Chucho permaneció quieto en su rincón, mirando a su amo. Todas las células de su cuerpo se desvivían por servir a aquel sujeto flaco y larguirucho, gruñón, pero bueno en el fondo. Esto lo sabía bien el cachorro; sabía que trataba con un buen espécimen de ser humano, a pesar de las regañetas; lo notaba cuando lo olía, cuando se dejaba acariciar el lomo lleno de satisfacción, cuando captaba la ternura en los ojos del hombre en momentos en que ni éste mismo reconocería que estaba enternecido. Se sentía a sus anchas en aquella casa, aunque fuese pequeña; para sus dimensiones, no estaba mal; echaba en falta el olor de la hierba fresca del jardín donde nació, los árboles de los alrededores cuando estaba con el resto de la camada, el cielo abierto, las noches estrelladas cerca del olor y el calor de su madre y sus hermanos…; pero, a cambio de todo eso, recibía amor a raudales de dos niñas que estaban loquitas con él; el cachorro notaba como se le aceleraba el pulso, las orejas tiesas, todos los sentidos en alerta máxima cuando las olía o las oía llegar por la escalera del bloque; eran momentos de júbilo y Chucho se deshacía en atenciones hacia las niñas, lamiendo y volviendo a lamerles las manos, saltando de acá para allá, bajando la cabeza hasta el suelo y alzando el trasero sin parar de mover la cola, para demostrarles su disposición a jugar a cualquier cosa, su alegría por estar allí. Con Paco, todo era distinto; Paco no quería juegos y eso lo comprobó Chucho desde el principio, y se adaptó; su instinto le decía, o tal vez su capacidad de aprendizaje le advirtió, que debía estarse quietecito en presencia de aquel hombre alto y delgado, para que las aguas fueran por su cauce.
Chucho continuó mirando a su amo, atento a cualquier señal que éste pudiera hacer; lo miraba con sus ojos inocentes, vivos, desprovistos del caparazón engañoso que usan muchos humanos en su mirada. Lo miraba y se fijaba en cada rasgo de su rostro cuando, de repente, todos sus sentidos se pusieron en alerta, antes incluso de que el hombre notara nada;  el cachorro lo vio llevarse la mano derecha a la cabeza, en un gesto brusco, mientras el brazo izquierdo parecía quedar muerto a un lado del cuerpo; Chucho se acercó a su amo, tenso, dispuesto a obedecer, a reaccionar a una orden, y tuvo que apartarse de un salto para evitar que lo aplastara el cuerpo de Paco cuando cayó al suelo en su intento por incorporarse desde el sillón; el cachorro se situó cerca del rostro de su amo y lo lamió; sabía que aquel hombre flaco necesitaba ayuda.

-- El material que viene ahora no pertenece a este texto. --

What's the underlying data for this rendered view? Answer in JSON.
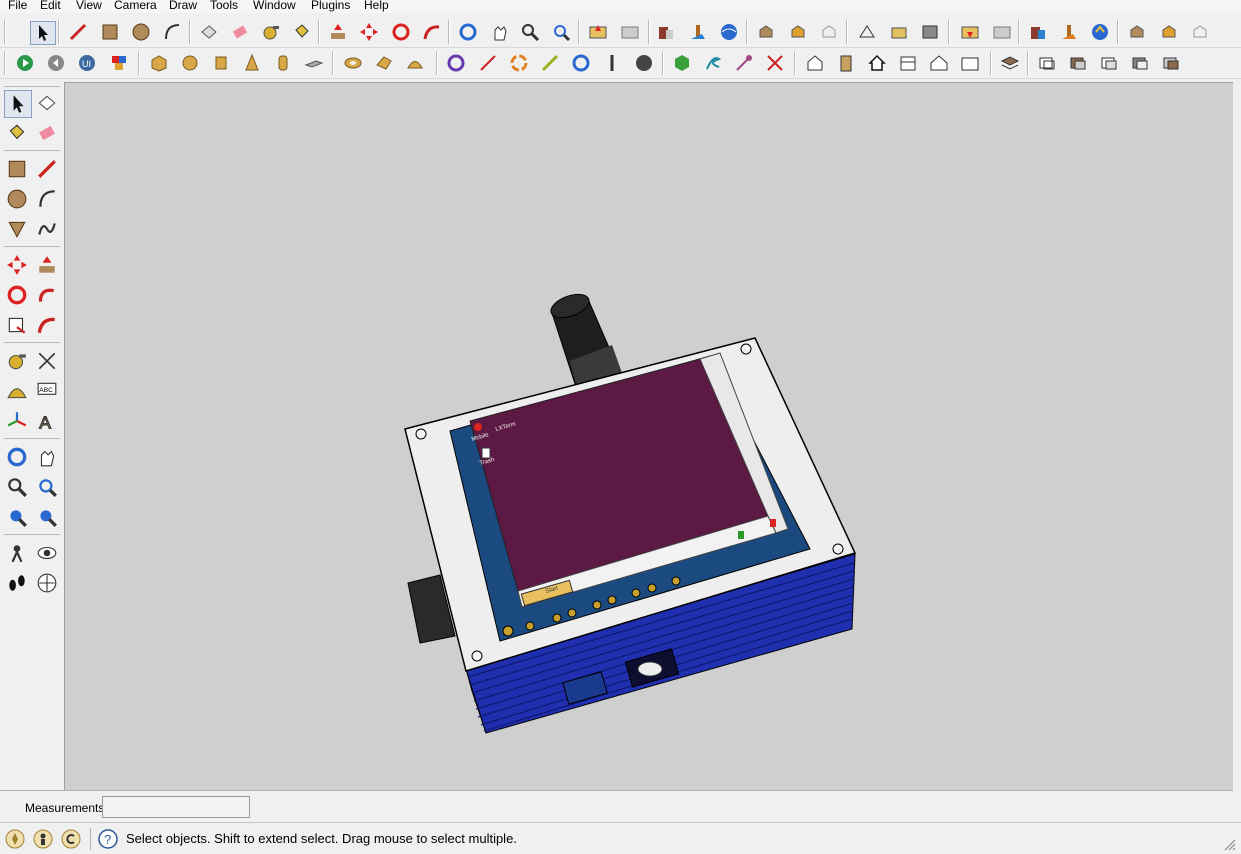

Paco ni siquiera había sentido el golpe contra el suelo; le dolía la cabeza, tanto como en los dos o tres días anteriores, y no notaba la parte izquierda del cuerpo, no era dueño de ella, no respondía a su intento desesperado por hacer que sus miembros se movieran; había perdido la visión del ojo izquierdo y no podía hablar porque sólo conseguía mover la mitad de la boca y así, más que hablar, farfullaba; era consciente de la gravedad de la situación, tendido en el suelo, con el rostro contusionado; con el ojo derecho veía las patas del sofá, al chucho sentado delante mismo de su nariz y, más allá, la mesita con el único elemento de la casa que lo podía salvar: el teléfono. Sabía que sólo disponía de unas horas, lo que llaman la ventana terapéutica, dentro de la cual uno todavía puede salir más o menos bien librado de un infarto cerebral. Se estremeció. ¡Dios mío, estoy solo! ¿Cómo diablos voy a llegar al teléfono? Intentó incorporarse, mover la parte izquierda, pero era imposible; esa parte ya no pertenecía al ámbito de influencia de su cerebro. Intentó calmarse y trató de ordenarle al chucho que le dejara vía libre, que no entorpeciera su paso. Oyó su propia voz, extraña, confusa, una rara mezcla de sonidos que parecían pertenecer a otro idioma. Poco a poco, avanzó el brazo derecho y luego la pierna, para arrastrarse hasta el teléfono y entonces observó algo que lo dejó atónito.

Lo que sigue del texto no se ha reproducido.